First Look: Piranesi 430 Sep, 2004 By: Ron LaFon Cadalyst
Since its introduction, piranesi has become a must-have for the toolbox of those who produce architectural visualizations and renderings. Starting with a simple model, you use Piranesi to quickly fill in details to create an image that looks as if you drew by hand using traditional artistic methods. Its 3D painting technology and compatibility with many major 3D applications add to its appeal.
Figure 1. Piranesi 4 is the latest iteration of Informatix Software's popular visualization tool. Rendering by Carlos Marrero, Fort Myers, Florida.
Users often view new versions of software with reservation and reluctance. Let me reassure you that Piranesi 4 offers a wealth of new features that build on the already solid foundation provided in previous releases in a logical and accessible manner. In short, though there are lots of new features here, Piranesi remains the easy-to-use and inventive application it's always been. Piranesi 4 is priced at $750, with an upgrade available from v3 for $250.

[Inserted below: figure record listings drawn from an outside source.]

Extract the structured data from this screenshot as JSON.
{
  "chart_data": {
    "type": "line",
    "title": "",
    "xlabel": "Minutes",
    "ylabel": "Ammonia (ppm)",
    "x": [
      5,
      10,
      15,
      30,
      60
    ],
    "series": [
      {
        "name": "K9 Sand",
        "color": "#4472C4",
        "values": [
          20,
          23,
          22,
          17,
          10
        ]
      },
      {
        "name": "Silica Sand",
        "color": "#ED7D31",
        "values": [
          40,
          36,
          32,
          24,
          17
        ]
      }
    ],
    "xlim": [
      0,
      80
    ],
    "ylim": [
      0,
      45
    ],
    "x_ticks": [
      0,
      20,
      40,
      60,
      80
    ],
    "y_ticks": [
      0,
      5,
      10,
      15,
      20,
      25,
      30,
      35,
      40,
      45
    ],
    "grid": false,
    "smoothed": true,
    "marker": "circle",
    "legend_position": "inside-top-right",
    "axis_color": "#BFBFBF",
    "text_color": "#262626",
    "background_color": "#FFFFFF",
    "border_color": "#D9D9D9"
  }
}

Figure 2. Piranesi 4 updated interface features a new tool manager that makes it easy to find your tools while maximizing your work area.
The ability to place 2D cutouts such as trees and people into a scene with automatic sizing and masking has been one of the more popular tools available in Piranesi. In Piranesi 4 you can insert 3D models into your painting environment as 3D cutouts. You can view the 3D cutouts from any angle, and they are ready for further rendering as required. These cutouts are available from a broad range of sources, including free models available on the Internet. You can use files in the 3DS, SketchUp, and DXF formats. Piranesi 4 has upgraded its support for ArchVision RPC models to support its latest models.
Piranesi 4's interface includes a new tool manager that lets you organize commonly used panels to maximize your working area. User-definable keyboard shortcuts are available, as are a range of movie tutorials.
New tools include illumination fades that mimic spot or strip lighting, seven new filters that refine the visualized image, and new bristle brush and brush dynamics that introduce selected random elements into the stroke to further enhance the hand-made appearance.
More than 300 new cutout and texture images are added to the thousands already available in Piranesi's library. Piranesi also comes with new 3D sample models from ArchVision, SketchUp, and MicroGDS. These provide a good base to get you started on producing a quick visualization.
Perhaps the best thing about Piranesi 4 is that Informatix added more than 100 enhancements and still retained the product's clarity and ease of use—no small feat. Piranesi 4 will, with good reason, continue to be an important tool for those who create visualizations.